There is little argument that something should be done about wastewater in Montauk. The hamlet’s soaring popularity and overcrowding have been linked to water quality problems. The question is whether the $32.8 million initial project now being planned is the correct approach. 

Step one would be for the town to build a centralized sewage system in which waste would be held in a beachside site then pumped to a treatment station near the recycling center on Montauk Highway. About 200 properties would be served in this phase. Additional areas could be tied into the system later, roughly doubling the cost. 

Three major problems are obvious. One is that the areas that would be served are of minimal ecological importance when compared to other, more vulnerable locations. Another is the way the project would be funded and what that says about sound coastal policy. The third is that so far there are no empirical data by which to evaluate over time whether the effort would in the end improve the environment.

Groundwater in downtown Montauk, which would be tied into the system first, is generally believed to drain toward Fort Pond, though some of it reaches the ocean. Fort Pond is considered partially compromised because it has been affected by potentially harmful algae blooms. Nevertheless, it has a thriving recreational fishing scene and its waters are at most times safe enough for human contact. 

This is not to say that Fort Pond doesn’t have to be restored; at some point, it should be. However, it should be clear to officials and leaders of environmental organizations that it does not come close to other waterways in terms of recreational, commercial, or natural importance. Lake Montauk, Accabonac Creek, Napeague Harbor, and Three Mile Harbor, which each supports important fisheries and shellfish harvesting, rank far higher as waterways where money should be spent.

Follow the money, they say. And, following the money, it becomes clearer why one of the sites with the lowest priority for wastewater improvement jumped to the top of the list. The Montauk system would be largely paid for through fees assessed on properties in a new taxation district, with the greatest share of the money from several oceanfront hotels and condominiums — the very structures threatened by erosion and for which as much as $10 million already has been spent in an effort to stave off the inevitable.

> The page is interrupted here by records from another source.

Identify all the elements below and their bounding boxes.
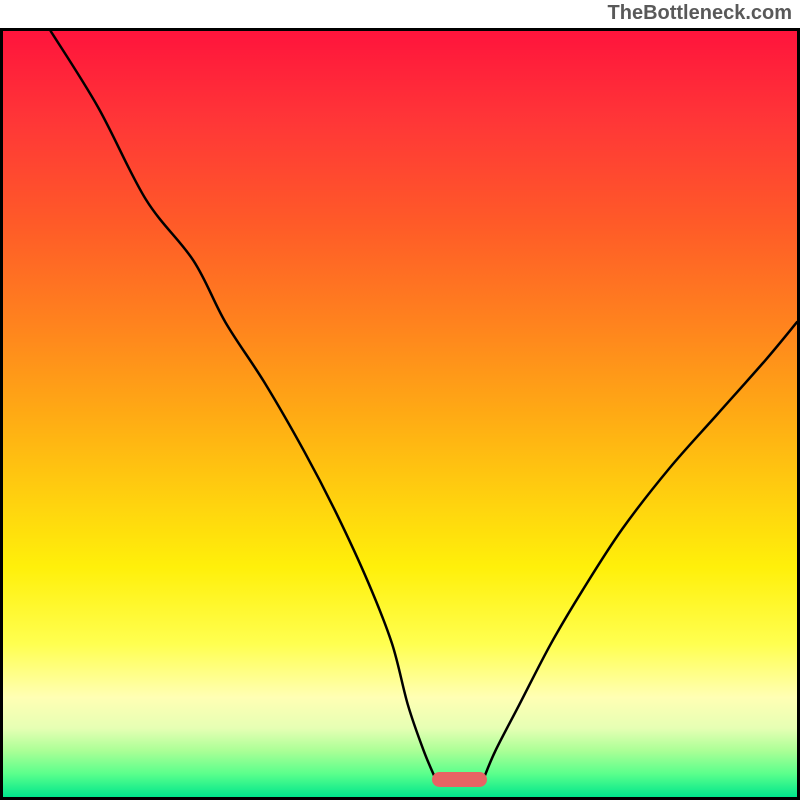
chart-border xyxy=(0,28,800,800)
chart-container: { "watermark": { "text": "TheBottleneck.… xyxy=(0,0,800,800)
valley-marker xyxy=(432,772,488,787)
watermark-text: TheBottleneck.com xyxy=(608,2,792,25)
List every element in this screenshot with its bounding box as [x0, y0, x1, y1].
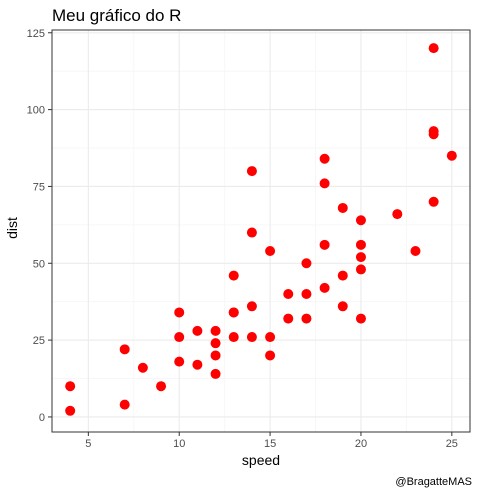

The town’s proposed dependency on money from these oceanfront hotels would lock into place the properties’ long-term existence, ignoring the danger of sea level rise and more powerful storms fueled by a warming planet. Experts on coastal policy say the only viable strategy is one of retreat — reducing development over time in the most vulnerable places. By designing new and expensive infrastructure in harm’s way, the East Hampton Town Board and its engineers are ignoring the obvious and dooming future taxpayers to costly efforts to protect something that should not have been allowed in the first place.

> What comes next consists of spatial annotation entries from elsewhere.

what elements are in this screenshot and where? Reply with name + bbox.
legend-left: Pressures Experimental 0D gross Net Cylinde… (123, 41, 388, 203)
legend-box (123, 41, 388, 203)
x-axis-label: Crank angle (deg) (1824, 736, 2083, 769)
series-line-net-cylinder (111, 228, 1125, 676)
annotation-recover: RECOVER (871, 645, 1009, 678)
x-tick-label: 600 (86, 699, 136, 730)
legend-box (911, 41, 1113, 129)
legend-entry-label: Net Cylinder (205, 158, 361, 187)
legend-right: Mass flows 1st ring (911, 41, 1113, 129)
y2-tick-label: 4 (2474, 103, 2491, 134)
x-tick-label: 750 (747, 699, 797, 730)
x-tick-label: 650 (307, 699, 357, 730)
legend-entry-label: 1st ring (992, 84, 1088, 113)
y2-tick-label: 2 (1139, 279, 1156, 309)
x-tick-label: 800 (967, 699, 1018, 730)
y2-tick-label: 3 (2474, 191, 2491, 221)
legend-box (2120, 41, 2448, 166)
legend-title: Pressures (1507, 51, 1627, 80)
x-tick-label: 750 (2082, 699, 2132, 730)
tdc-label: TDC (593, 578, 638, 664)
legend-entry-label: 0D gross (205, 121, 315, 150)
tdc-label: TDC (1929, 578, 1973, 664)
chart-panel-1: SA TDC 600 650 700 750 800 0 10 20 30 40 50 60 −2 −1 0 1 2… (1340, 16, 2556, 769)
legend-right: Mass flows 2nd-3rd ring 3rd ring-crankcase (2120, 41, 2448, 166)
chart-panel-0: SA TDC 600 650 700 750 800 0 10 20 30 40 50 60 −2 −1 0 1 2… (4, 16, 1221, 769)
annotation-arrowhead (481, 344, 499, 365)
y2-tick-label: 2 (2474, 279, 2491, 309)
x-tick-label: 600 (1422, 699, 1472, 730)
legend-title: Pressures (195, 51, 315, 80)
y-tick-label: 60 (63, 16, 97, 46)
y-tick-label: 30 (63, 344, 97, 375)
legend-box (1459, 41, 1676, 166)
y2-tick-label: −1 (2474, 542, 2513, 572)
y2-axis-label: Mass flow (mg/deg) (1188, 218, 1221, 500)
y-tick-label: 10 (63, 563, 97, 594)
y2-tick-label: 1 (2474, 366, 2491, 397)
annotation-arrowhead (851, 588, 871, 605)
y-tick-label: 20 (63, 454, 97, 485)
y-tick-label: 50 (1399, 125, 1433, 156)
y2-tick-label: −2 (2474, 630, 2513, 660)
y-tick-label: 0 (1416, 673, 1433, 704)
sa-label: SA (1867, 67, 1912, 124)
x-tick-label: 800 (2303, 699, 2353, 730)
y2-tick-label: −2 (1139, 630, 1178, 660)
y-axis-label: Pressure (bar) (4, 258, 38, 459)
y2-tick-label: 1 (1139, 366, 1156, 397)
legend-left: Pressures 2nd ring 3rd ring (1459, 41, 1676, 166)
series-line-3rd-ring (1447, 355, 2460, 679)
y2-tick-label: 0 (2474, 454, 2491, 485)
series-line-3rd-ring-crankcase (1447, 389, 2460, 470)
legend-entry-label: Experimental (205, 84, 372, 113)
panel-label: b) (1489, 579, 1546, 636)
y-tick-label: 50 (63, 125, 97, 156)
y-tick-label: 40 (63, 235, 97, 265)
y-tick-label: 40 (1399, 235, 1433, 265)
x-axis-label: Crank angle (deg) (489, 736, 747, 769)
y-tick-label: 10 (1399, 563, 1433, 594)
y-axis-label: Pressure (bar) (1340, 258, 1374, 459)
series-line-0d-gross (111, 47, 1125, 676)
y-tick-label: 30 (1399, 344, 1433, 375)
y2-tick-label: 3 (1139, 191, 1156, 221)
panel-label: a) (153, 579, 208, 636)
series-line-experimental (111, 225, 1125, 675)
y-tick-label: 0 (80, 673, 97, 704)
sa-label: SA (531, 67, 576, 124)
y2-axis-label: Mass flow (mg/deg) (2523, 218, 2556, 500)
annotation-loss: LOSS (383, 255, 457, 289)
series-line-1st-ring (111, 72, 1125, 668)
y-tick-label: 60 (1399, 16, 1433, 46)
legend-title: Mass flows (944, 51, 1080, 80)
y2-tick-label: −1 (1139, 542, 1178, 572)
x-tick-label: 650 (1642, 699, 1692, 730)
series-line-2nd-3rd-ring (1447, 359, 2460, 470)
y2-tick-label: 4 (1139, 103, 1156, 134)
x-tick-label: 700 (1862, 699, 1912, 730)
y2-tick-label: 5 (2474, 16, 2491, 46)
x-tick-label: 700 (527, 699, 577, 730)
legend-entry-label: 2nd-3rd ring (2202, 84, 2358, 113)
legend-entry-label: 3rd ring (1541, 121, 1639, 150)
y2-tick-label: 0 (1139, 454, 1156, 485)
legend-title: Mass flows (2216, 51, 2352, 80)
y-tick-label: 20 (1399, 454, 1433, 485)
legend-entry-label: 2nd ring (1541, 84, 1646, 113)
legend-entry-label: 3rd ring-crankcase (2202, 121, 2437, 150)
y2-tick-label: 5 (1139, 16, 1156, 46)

It is important to note that the plan’s architect, Pio Lombardo, has said there has not been enough baseline environmental testing to know if the sewage plant would even be worthwhile; right now, it is only guesswork. Nonetheless, Mr. Lombardo has urged a fast-track timeline to meet a June deadline for a state grant that would offset some of the cost. This contradiction needs to be publicly addressed. The new town board should be brave enough to apply the brakes until at least that question is answered.